My mother’s latest project is projected to be over-budget. Thanks to a change in the way projects are allocated she now has X dollars instead of Y hours. Her project needed 50,000 “IT” hours (yes, she actually did the quote thing with her fingers when she said that), but now it can only have 45,000 “IT” hours because the “cost” (yes, she actually did the quote thing with her fingers when she said that, too, because enterprise dollars are more like Monopoly money than real money) of IT has increased by a few dollars per hour and she was forced to completely change the way the project was accounted for – now using ‘dollars’ instead of ‘hours’. Yes, I was flabbergasted, too, that in the middle of a project the valuations changed and an uncompromising stance of “figure it out” was imposed on all projects, but no one said working in IT was going to be logical, fair, or easy.

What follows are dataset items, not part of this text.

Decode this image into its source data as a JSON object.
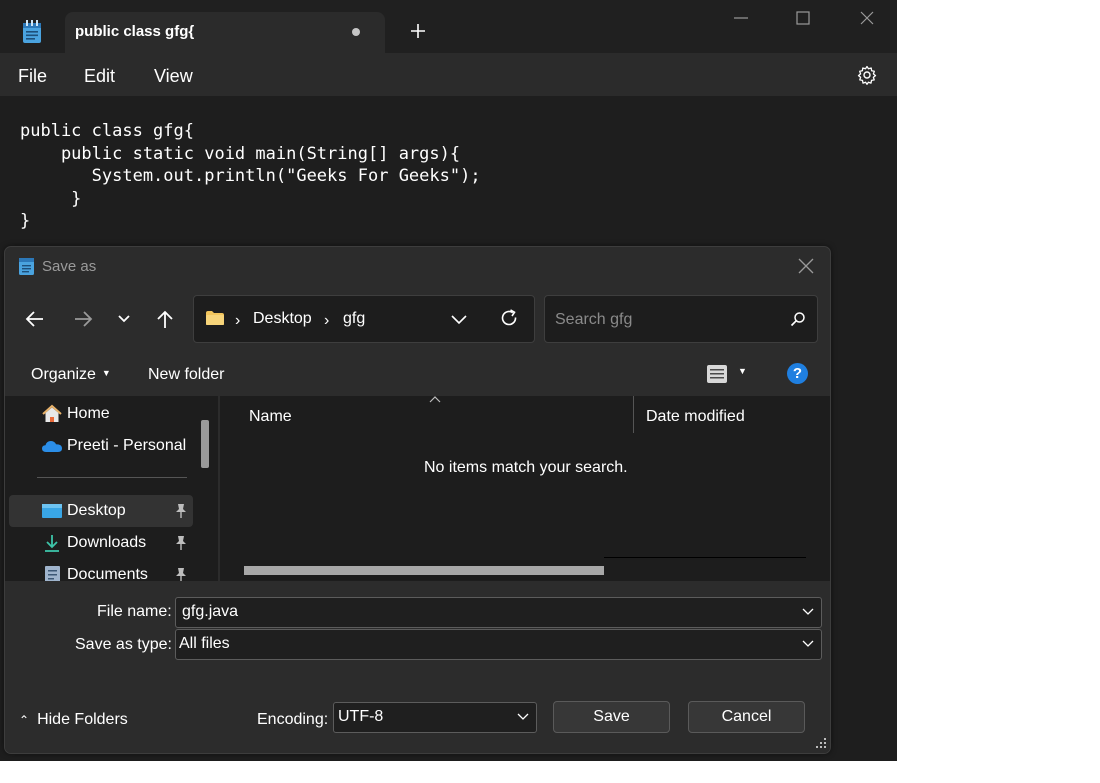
{
  "notepad": {
    "tab_title": "public class gfg{",
    "menu": [
      "File",
      "Edit",
      "View"
    ],
    "code_lines": [
      "public class gfg{",
      "    public static void main(String[] args){",
      "       System.out.println(\"Geeks For Geeks\");",
      "     }",
      "}"
    ]
  },
  "dialog": {
    "title": "Save as",
    "breadcrumb": [
      "Desktop",
      "gfg"
    ],
    "search_placeholder": "Search gfg",
    "organize_label": "Organize",
    "new_folder_label": "New folder",
    "help_label": "?",
    "nav_items": [
      {
        "label": "Home",
        "icon": "home-icon"
      },
      {
        "label": "Preeti - Personal",
        "icon": "cloud-icon"
      },
      {
        "label": "Desktop",
        "icon": "desktop-icon",
        "pinned": true,
        "selected": true
      },
      {
        "label": "Downloads",
        "icon": "download-icon",
        "pinned": true
      },
      {
        "label": "Documents",
        "icon": "document-icon",
        "pinned": true
      }
    ],
    "columns": [
      "Name",
      "Date modified"
    ],
    "empty_message": "No items match your search.",
    "file_name_label": "File name:",
    "file_name_value": "gfg.java",
    "save_type_label": "Save as type:",
    "save_type_value": "All files",
    "hide_folders_label": "Hide Folders",
    "encoding_label": "Encoding:",
    "encoding_value": "UTF-8",
    "save_label": "Save",
    "cancel_label": "Cancel"
  },
  "colors": {
    "accent": "#1f7fe0",
    "folder": "#f2c55c",
    "dark_bg": "#1e1e1e"
  }
}
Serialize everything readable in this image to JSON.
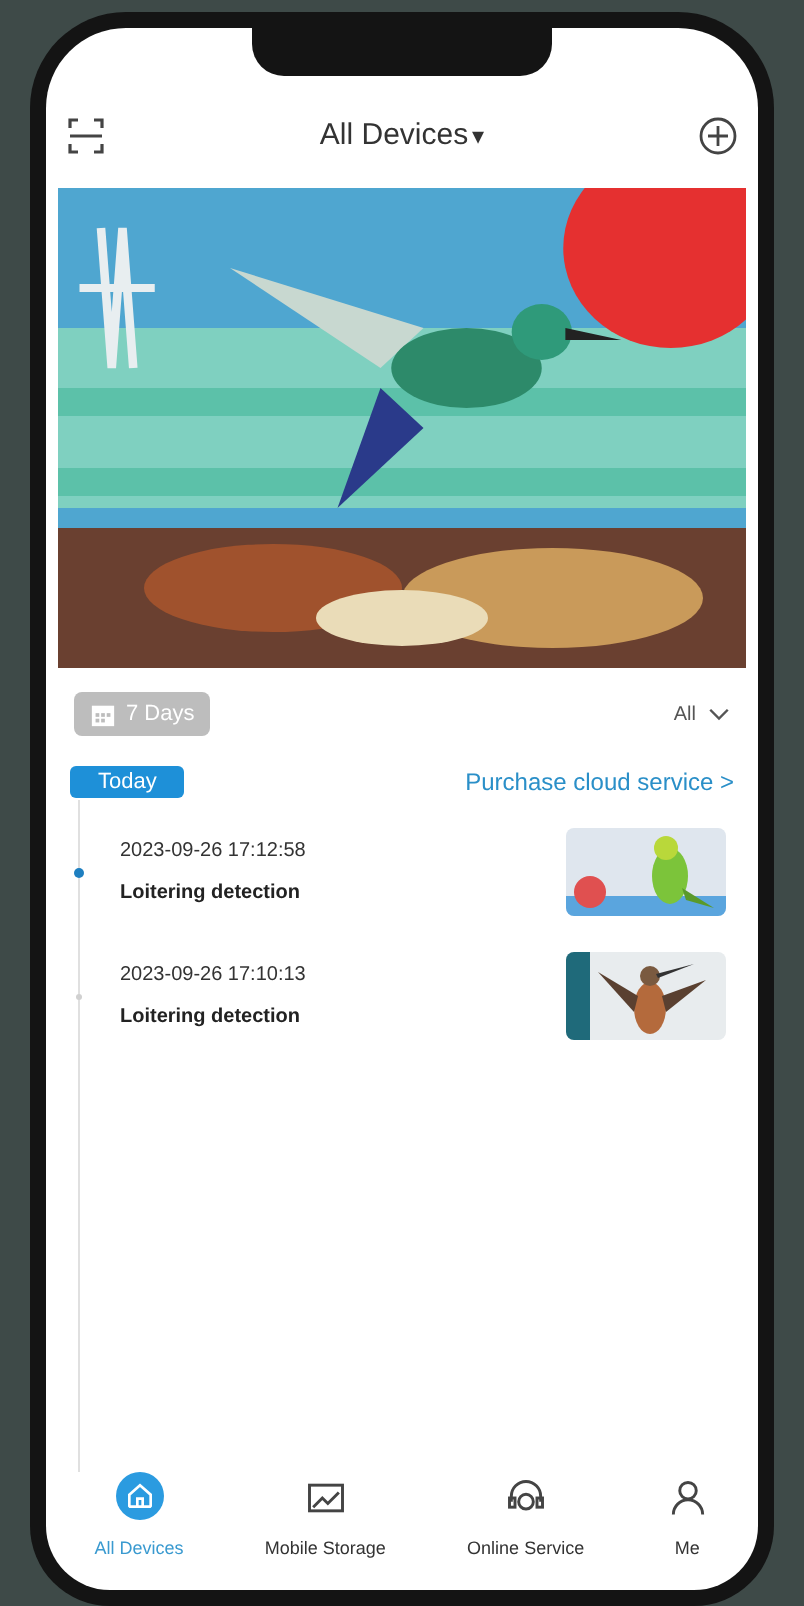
{
  "header": {
    "title": "All Devices",
    "caret": "▾"
  },
  "filter": {
    "range": "7 Days",
    "type": "All"
  },
  "timeline": {
    "day": "Today",
    "cloud_link": "Purchase cloud service >",
    "events": [
      {
        "time": "2023-09-26 17:12:58",
        "label": "Loitering detection",
        "selected": true
      },
      {
        "time": "2023-09-26 17:10:13",
        "label": "Loitering detection",
        "selected": false
      }
    ]
  },
  "tabs": [
    {
      "label": "All Devices",
      "kind": "home",
      "selected": true
    },
    {
      "label": "Mobile Storage",
      "kind": "storage",
      "selected": false
    },
    {
      "label": "Online Service",
      "kind": "service",
      "selected": false
    },
    {
      "label": "Me",
      "kind": "person",
      "selected": false
    }
  ]
}
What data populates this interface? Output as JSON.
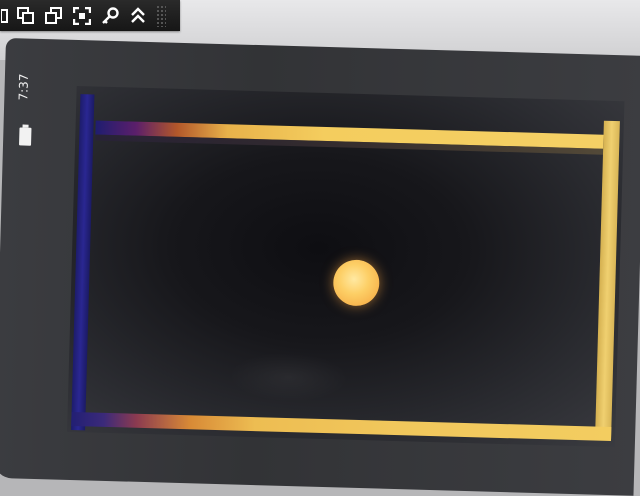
{
  "status_bar": {
    "time": "7:37",
    "battery_icon": "battery-icon"
  },
  "toolbar": {
    "icons": [
      "window-icon",
      "copy-window-icon",
      "paste-window-icon",
      "fullscreen-icon",
      "key-icon",
      "collapse-up-icon"
    ]
  },
  "game": {
    "ball_color": "#fdcf66",
    "left_wall_color": "#2a2792",
    "walls_color": "#f4cd5e"
  }
}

This is problematic primarily because the bulk of the costs of projects within the enterprise are staff related. Those “IT” hours might be budgeted separately from other project costs because they are “IT money” and not $vendor money that might be used to acquire software, hardware, or other tangible IT assets required for the project.

Staff related costs often were 50% to 70% of the total cost over a period of three years. Cost of communications, power, cooling and facilities could add up to another 30% to 40% of the total. Hardware and software, when combined, usually represented somewhere between 20% and 25% of the costs.

Surprised to find that people are the most costly component of an IT solution?

-- Cloud computing could cost more than using your own systems, April 2010, ZDnet (emphasis added)

As she was explaining how the change mid-project essentially completely changed the budget, I realized public cloud computing couldn’t change that. There’s nothing in this math that would change simply because the organization was using a public cloud computing based model instead of a traditional client-server mixed with web-based model coupled with legacy mainframe model. The core cost of IT remains the same because it’s based on the cost of IT overall, on a complex calculation involving salaries and benefits and compensation models. That figure, that $X per “IT” hour, doesn’t change because the deployment architecture changed.

If an organization uses different costs per “IT” hour based on the function provided, that might change the overall costs to a project. If security is $70 per hour while IBM WAS configuration is $50 per hour, that might make an impact on a project’s budget. Of course differentiating IT costs based on function might lead to an ugly place: we don’t need all those security hours, we can’t afford them! We don’t need all those testing hours, we can’t afford them. It also impacts architecture. If network security is more “expensive” than putting security in the application from an internal budget standpoint it stands to reason security is going to end up in the application. But when all “IT” hours look the same on the bottom line, there’s really not much cloud can do to change that. By normalizing the cost of IT prioritization of function becomes focused on, well, function rather than cost. And that’s probably a good thing, because we wouldn’t want to ignore security tasks because they cost a bit more in the organizational balance sheet.